Bondi Sands products are vegan, cruelty free and Peta certified. The company is committed to sustainable practices, where by 2025 all packaging will be fully recyclable and contain recyclable materials.

== Brand ambassadors ==
Bondi Sands operates a global ambassador program involving Kylie Jenner, James Charles, Tammy Hembrow, Carli Bybel, Natalie Halcro, Charlotte Crosby, Holly Hagan, Gary Beadle, Megan McKenna and Michael Finch promoting the range. The latest ambassador for Bondi Sands is Miss Universe 2012, model Olivia Culpo.

Throughout the Australian Open Bondi Sands has worked with tennis stars, where in 2021 Daria Gavrilova was their official brand ambassador, and in 2022 former Tennis World Champion Lleyton Hewitt and his son, Cruz Hewitt partnered with the brand.

== Business model ==
Bondi Sands develops its Instagram and TikTok pages, collaborates with bloggers and influencers, and works on brand awareness. The company claims that it is trying to change the attitude to tanning and skin health.
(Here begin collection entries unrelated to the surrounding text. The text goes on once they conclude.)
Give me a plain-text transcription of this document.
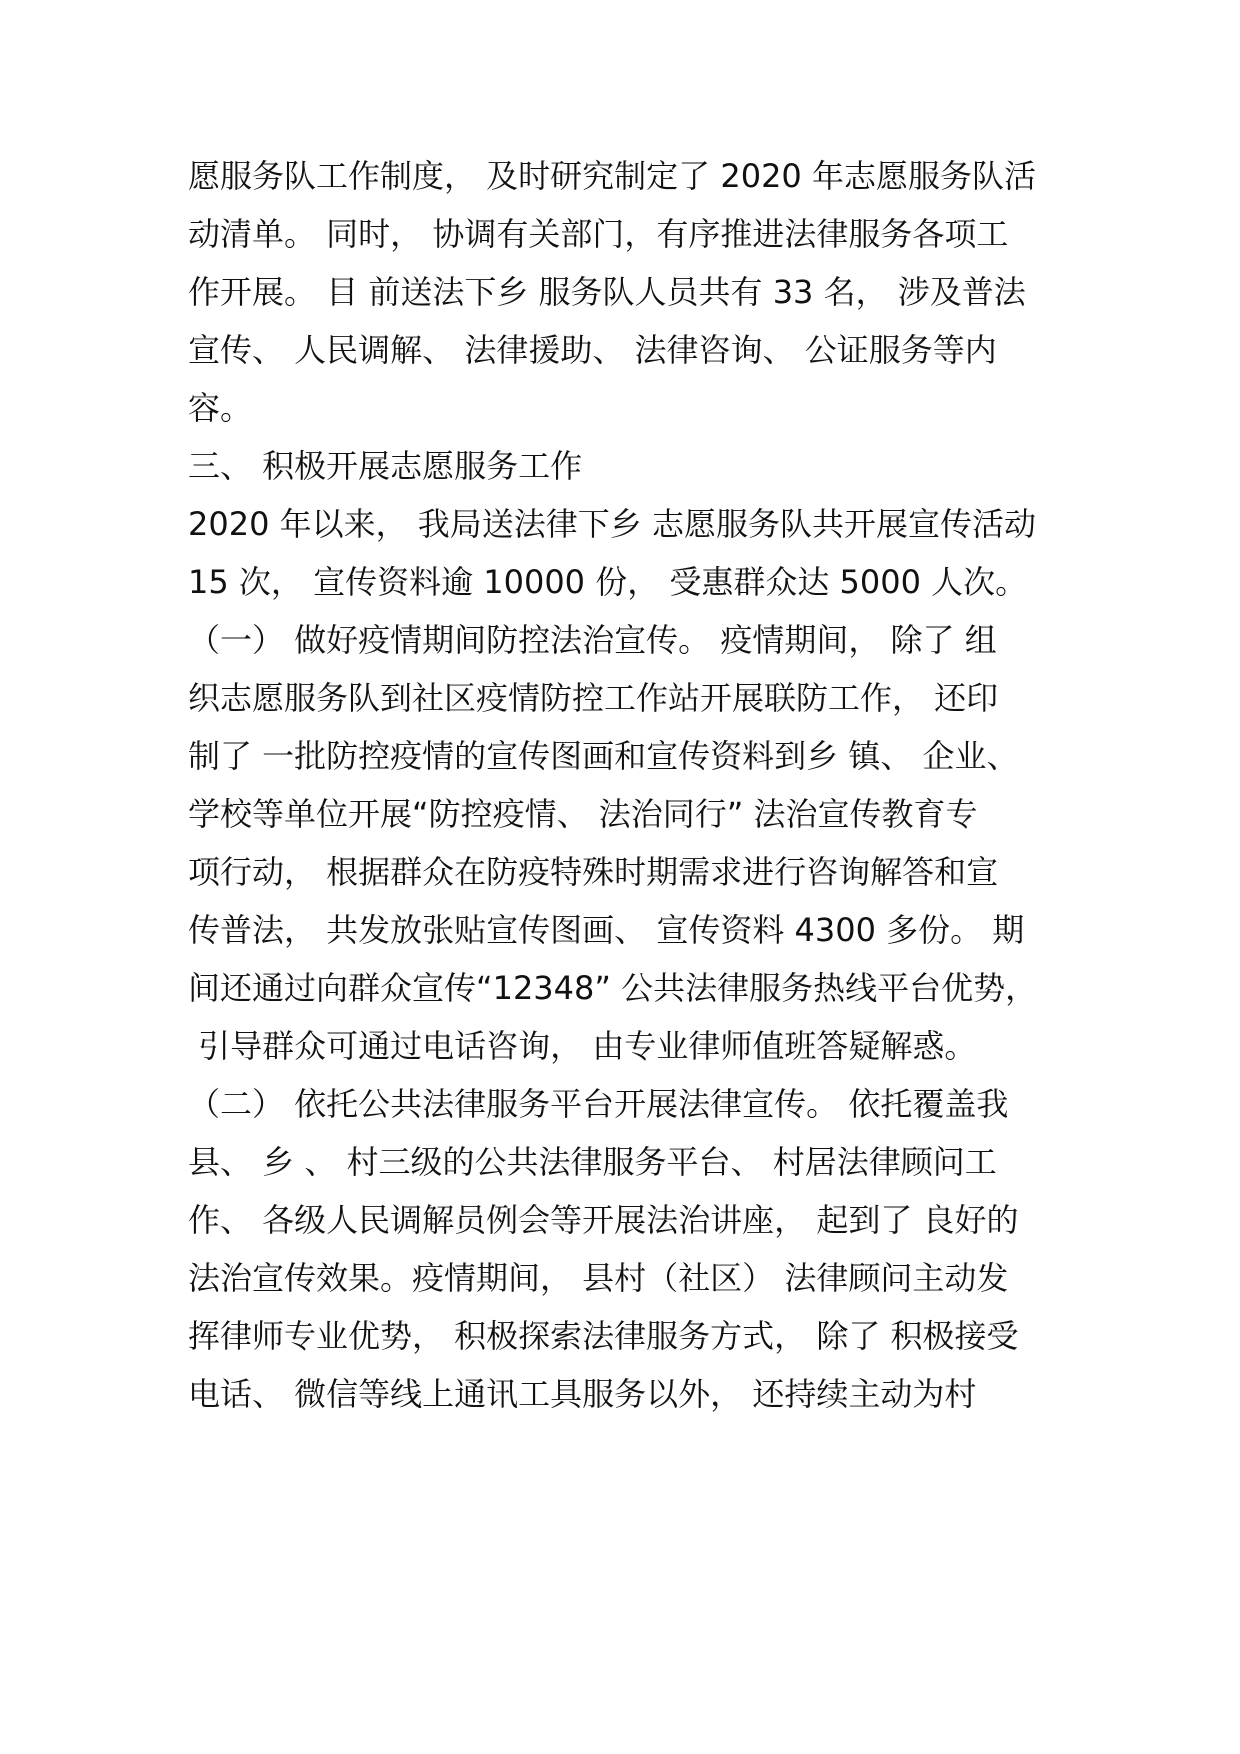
愿服务队工作制度， 及时研究制定了 2020 年志愿服务队活
动清单。 同时， 协调有关部门，有序推进法律服务各项工
作开展。 目 前送法下乡 服务队人员共有 33 名， 涉及普法
宣传、 人民调解、 法律援助、 法律咨询、 公证服务等内
容。
三、 积极开展志愿服务工作
2020 年以来， 我局送法律下乡 志愿服务队共开展宣传活动
15 次， 宣传资料逾 10000 份， 受惠群众达 5000 人次。
（一） 做好疫情期间防控法治宣传。 疫情期间， 除了 组
织志愿服务队到社区疫情防控工作站开展联防工作， 还印
制了 一批防控疫情的宣传图画和宣传资料到乡 镇、 企业、
学校等单位开展“防控疫情、 法治同行” 法治宣传教育专
项行动， 根据群众在防疫特殊时期需求进行咨询解答和宣
传普法， 共发放张贴宣传图画、 宣传资料 4300 多份。 期
间还通过向群众宣传“12348” 公共法律服务热线平台优势，
引导群众可通过电话咨询， 由专业律师值班答疑解惑。
（二） 依托公共法律服务平台开展法律宣传。 依托覆盖我
县、 乡 、 村三级的公共法律服务平台、 村居法律顾问工
作、 各级人民调解员例会等开展法治讲座， 起到了 良好的
法治宣传效果。疫情期间， 县村（社区） 法律顾问主动发
挥律师专业优势， 积极探索法律服务方式， 除了 积极接受
电话、 微信等线上通讯工具服务以外， 还持续主动为村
== Coachella activation ==
Bondi Sands launched a new product in April 2019, Aero Aerated Self Tanning Foam. Thanks to its Coachella activation, the worldwide Aero product launch saw the brand break into the top ten skin care brands with $2.9million EMV. It saw a 234% increase in month-over-month growth.

The Coachella activation was supported by Australian, UK and US influencers who attended the Aero launch party. After the party, Aero became the best-selling product in Walgreens.

Bondi Sands added a fifth product to the Aero range, Aero Ultra Dark in January 2020.